On Reading the Hard Parts

So, Haley’s post from two weeks back – on telling our children Bible stories in our own words – has really been on my mind lately. A lot of reasons why, really, but two in particular:

  • I’m teaching the Godly Play curriculum to the three-year-olds at church, which involves retelling Bible stories and asking lots of wondering questions at the end.
  • I’ve been reading through Genesis with my almost-5-year old. If you’ve never tried this with a small child, well, it’s not for the faint of heart. Those nephilim! And oh, gracious goodness, Noah in his vineyard. Let alone trying to explain Hagar and Sarah, or the smoking pot and the halved animals.

It’s amazing to witness a child hearing – really hearing – some of these stories for the first time. Especially the hard ones. And as I’ve read and told some of these hard stories, I’ve become increasingly aware of how my own theological education actually gets in the way. I find myself wanting to put myself between my child and the story – to give her a filter, quick! – before the sheer strangeness and scariness of the story hits her. To make the Bible stories safer, I suppose – or, to make her experience of them more safe, so that she is sure to draw the right conclusions from them. Except that I am becoming increasingly convinced that this is not my job.

Last night, my daughter and I read the Abraham and Isaac sacrifice story from Genesis 22. And it was harrowing. She didn’t know how it was going to end! She didn’t have a neat theological filter for the story, and she hasn’t been taught to read the Bible as a series of moral examples or instructions. It was just a story where God shows up and tells Abraham to do something really, really awful. The same God she talks to every night.

As I read, I could sense her responding to the story: tension, a little confusion, sadness, and at last, relief tinged with perplexity. I asked her at the end if she had any wonderings, and of course she did. “But why¬†did God tell Abraham to do that?”

All I could think about was how to make coherent theological sense of the story for her: could I somehow translate and condense¬†Fear and Trembling for the five year old brain? (Answer: No. Really. Don’t even try.) And I did give some simple answers. We talked about how Abraham trusted God; that Abraham obeyed because he knew God’s commands are always good, even if they don’t seem like it to us; how true obedience means you trust the person you obey. And I’m glad I didn’t just leave her alone with the story. But I still feel like I talked too much.

I mean, if we really believe that the Bible is God’s story, and that it’s a story that sweeps us up, takes us in, so that we become a part of it — well, then, there’s a lot to be said for just letting the Bible happen to us. And to our kids. Let them be awed by it, amazed by it, sometimes scared by it. Let them experience the goodness that always lies on the other side. I keep running into my tendency to pre-digest Scripture for my kids, to tell them what to think about it, to give them my understanding rather than enabling their own experience.

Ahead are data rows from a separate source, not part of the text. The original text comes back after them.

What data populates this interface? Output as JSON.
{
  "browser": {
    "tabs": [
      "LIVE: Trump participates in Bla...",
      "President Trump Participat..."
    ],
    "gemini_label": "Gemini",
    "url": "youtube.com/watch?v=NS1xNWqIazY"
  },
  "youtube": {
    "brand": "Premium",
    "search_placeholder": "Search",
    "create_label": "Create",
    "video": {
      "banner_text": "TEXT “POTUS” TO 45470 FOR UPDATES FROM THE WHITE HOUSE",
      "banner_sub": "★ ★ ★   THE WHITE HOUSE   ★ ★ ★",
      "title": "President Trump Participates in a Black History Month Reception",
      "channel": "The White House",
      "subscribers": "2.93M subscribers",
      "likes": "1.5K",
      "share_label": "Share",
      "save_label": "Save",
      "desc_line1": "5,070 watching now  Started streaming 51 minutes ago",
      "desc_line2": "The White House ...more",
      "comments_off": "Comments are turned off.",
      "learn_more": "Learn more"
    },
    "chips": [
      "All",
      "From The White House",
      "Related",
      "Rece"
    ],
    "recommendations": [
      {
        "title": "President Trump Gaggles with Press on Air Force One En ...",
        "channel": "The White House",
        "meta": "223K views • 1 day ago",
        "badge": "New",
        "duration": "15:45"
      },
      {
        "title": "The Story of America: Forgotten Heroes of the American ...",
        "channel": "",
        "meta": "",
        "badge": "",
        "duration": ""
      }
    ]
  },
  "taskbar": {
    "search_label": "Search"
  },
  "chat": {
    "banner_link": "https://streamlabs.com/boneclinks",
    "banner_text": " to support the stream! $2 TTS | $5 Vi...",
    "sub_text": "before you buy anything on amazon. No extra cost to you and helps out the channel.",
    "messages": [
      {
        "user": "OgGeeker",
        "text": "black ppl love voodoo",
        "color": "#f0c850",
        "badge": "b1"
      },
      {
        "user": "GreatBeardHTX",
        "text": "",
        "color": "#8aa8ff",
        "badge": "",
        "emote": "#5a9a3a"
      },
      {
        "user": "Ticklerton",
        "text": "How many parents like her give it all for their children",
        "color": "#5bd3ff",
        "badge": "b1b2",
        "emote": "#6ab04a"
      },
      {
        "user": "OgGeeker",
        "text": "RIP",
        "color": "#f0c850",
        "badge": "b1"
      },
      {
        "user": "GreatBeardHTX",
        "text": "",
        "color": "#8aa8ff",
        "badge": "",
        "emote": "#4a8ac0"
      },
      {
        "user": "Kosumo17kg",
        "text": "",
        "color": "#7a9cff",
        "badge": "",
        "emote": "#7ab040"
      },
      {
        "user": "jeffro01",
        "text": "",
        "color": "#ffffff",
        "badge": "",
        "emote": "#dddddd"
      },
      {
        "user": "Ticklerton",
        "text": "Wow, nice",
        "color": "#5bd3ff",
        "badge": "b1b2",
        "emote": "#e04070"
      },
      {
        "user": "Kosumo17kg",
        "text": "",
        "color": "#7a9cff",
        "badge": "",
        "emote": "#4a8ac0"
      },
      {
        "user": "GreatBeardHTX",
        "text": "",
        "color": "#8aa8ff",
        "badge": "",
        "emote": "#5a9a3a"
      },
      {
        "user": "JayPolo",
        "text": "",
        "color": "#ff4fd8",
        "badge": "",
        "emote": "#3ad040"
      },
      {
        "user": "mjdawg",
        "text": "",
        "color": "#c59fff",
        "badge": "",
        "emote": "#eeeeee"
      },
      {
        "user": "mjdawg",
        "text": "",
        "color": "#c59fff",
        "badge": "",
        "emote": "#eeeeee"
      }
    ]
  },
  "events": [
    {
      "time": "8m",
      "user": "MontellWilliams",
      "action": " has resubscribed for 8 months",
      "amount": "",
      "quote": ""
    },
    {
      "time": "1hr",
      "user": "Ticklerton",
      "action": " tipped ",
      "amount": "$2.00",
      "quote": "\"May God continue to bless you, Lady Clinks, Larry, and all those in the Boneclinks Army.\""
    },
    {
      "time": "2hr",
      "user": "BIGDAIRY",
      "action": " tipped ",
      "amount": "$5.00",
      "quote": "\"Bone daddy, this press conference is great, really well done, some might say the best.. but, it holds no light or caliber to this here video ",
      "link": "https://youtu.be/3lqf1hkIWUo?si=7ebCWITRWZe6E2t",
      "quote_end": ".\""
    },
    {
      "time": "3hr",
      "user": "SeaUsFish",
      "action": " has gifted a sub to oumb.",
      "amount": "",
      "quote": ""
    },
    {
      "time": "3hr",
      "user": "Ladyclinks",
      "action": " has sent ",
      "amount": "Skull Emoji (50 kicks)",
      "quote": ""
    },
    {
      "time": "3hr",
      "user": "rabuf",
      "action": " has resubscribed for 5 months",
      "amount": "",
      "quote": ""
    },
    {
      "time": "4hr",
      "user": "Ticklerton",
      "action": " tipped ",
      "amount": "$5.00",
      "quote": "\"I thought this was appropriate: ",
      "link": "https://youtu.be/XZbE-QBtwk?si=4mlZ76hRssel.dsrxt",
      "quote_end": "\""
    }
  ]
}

And I can dress it up all I want in the language of good theology, but (and here I’m speaking only for myself) it’s rooted in a profound fear of error and a lack of trust that God is present when my children hear his word. And a fear of their own freedom to hear and respond to God. I’d like to do it for them, so I can make sure they do it right.

So, a question, I guess: what’s your experience of reading the hard parts of Scripture with kids? How do you strike a balance between offering appropriate explanation and letting children experience the story freely and react to it for themselves? How do you give theological explanation without shutting down wonder or perplexity?